Monday, Mar. 21, 1988

Three Cheers for Diversity INFINITE IN ALL DIRECTIONS by Freeman J. Dyson Harper & Row; 321 pages; $19.95

By Paul Gray

To most laymen, the explosions of scientific knowledge in the 20th century have been chiefly felt as ominous aftershocks. The splitting of the atom, after all, led to nuclear bombs. The breaking of the genetic code of the DNA molecule raises nightmares about malevolent new designer viruses escaping from laboratories and running wild. And the Big Bang theory of the universe's origin suggests two possible conclusions, both of them unpleasant: infinite expansion, with a concurrent dispersal of heat and an annihilating deep freeze; or eventual contraction and a horrendous Big Crunch.

Between this rock and a hard place, British-born Physicist Freeman Dyson makes a spirited stand for optimism. Will our species end in fire or ice? Fire, the author concedes, would pose a difficult problem, but man might be able to overcome ice: "It is easier to keep warm on Pluto than to keep cool on Venus." Will we blow ourselves up? Probably not: "We shall abolish nuclear weapons, not by a sudden outburst of peace and goodwill but by a slow process of erosion. The weapons will be abolished as the missions for which they were designed come to seem unnecessary or absurd." And what of tinkering around with life in test tubes? Dyson issues a warning: "Genetic engineering must stop short of monkeying around irresponsibly with the species Homo sapiens." Beyond that restriction, beneficent marvels proliferate: "There are no laws of physics and chemistry which say that potatoes cannot grow on trees or that diamonds cannot grow in a desert."

Dyson's good cheer seems rigorously earned. For 35 years he has been a professor at the Institute for Advanced Study in Princeton, N.J., where his colleagues have included the likes of Albert Einstein, J. Robert Oppenheimer, Kurt Godel and John von Neumann. Dyson has had an intimate look at upheavals of contemporary science ranging from advances in particle physics and molecular biology to space travel and artificial intelligence. His long career in the ivory tower has not made him a reflexive defender of his elite brotherhood. "I detest and abhor," he writes, "the academic snobbery which places pure scientists on a higher cultural level than inventors." Nor has he been content to converse solely with fellow specialists. Disturbing the Universe (1979), his autobiography, and Weapons and Hope (1984), a meditation on the threat of atomic warfare, both reached for and found a wide general audience.

So should Infinite in All Directions, even though it is a revised version of a series of academic talks delivered at the University of Aberdeen in 1985 and hence an unlikely candidate for popular appeal. But Dyson is not the first person to turn a Gifford lectureship in Scotland into a book; other products of this prestigious assignment include William James' The Varieties of Religious Experience and Alfred North Whitehead's Process and Reality. Anyone would be daunted by such illustrious predecessors, including Dyson: "Confronted with the fact that I was not William James or Alfred Whitehead, I decided to make a virtue of necessity.
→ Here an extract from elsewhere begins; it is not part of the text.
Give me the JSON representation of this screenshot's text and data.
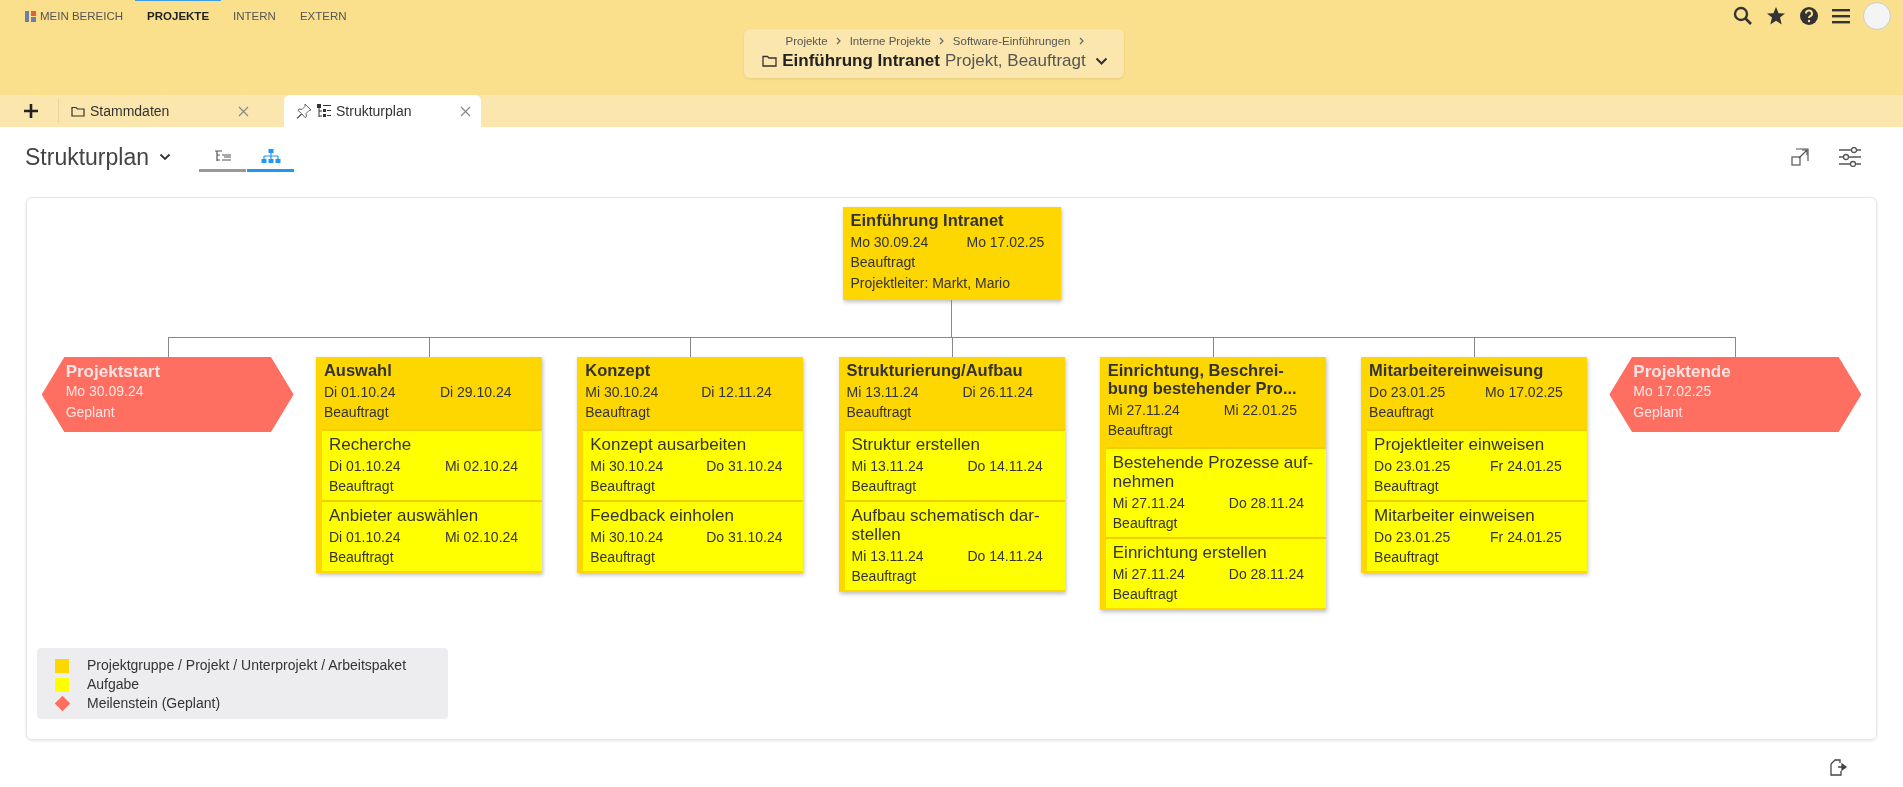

I talked about things which interested me."

Fortunately, just about everything interests Dyson: the origins of life, the prospects of immortality, the frontiers of space, the monarch butterfly. Unifying these and a dazzling array of other subjects is Dyson's belief in what he calls the "principle of maximum diversity," which "operates both at the physical and at the mental level. It says that the laws of nature and the initial conditions are such as to make the universe as interesting as possible." Given this predilection, Dyson prefers facts over theories, pieces that do not fit any known design over solutions to puzzles. He pays full tribute to the great unifiers among scientists (Newton and Einstein in physics, Darwin in biology), but his heart is with the diversifiers, those who enjoy unearthing mysteries and contradictions: "If it should turn out that the whole of physical reality can be described by a finite set of equations, I would be disappointed."

In his more down-to-earth activities, Dyson has served on a number of advisory panels and sees a problem: "We have been suffering from a surfeit of committees. Committees do harm merely by existing." He can explain as an interested and sometimes invited witness why technologies like nuclear power stations and the NASA space shuttle plod into disasters. Planners always assume that increased size means better results. Nonsense, says Dyson: "The important changes are qualitative, not bigger and better rockets but new styles of architecture, new rules by which the game of exploration is played."

The scattershot nature of Infinite in All Directions ultimately comes to seem its greatest virtue. To observe a mind uncommonly endowed with dexterity and knowledge hop from subject to subject is exhilarating. Dyson inspires the same awe he reports at watching a butterfly emerge from its chrysalis and fly away, "a symbol of evanescent beauty and a living proof that nature's imagination is richer than our own."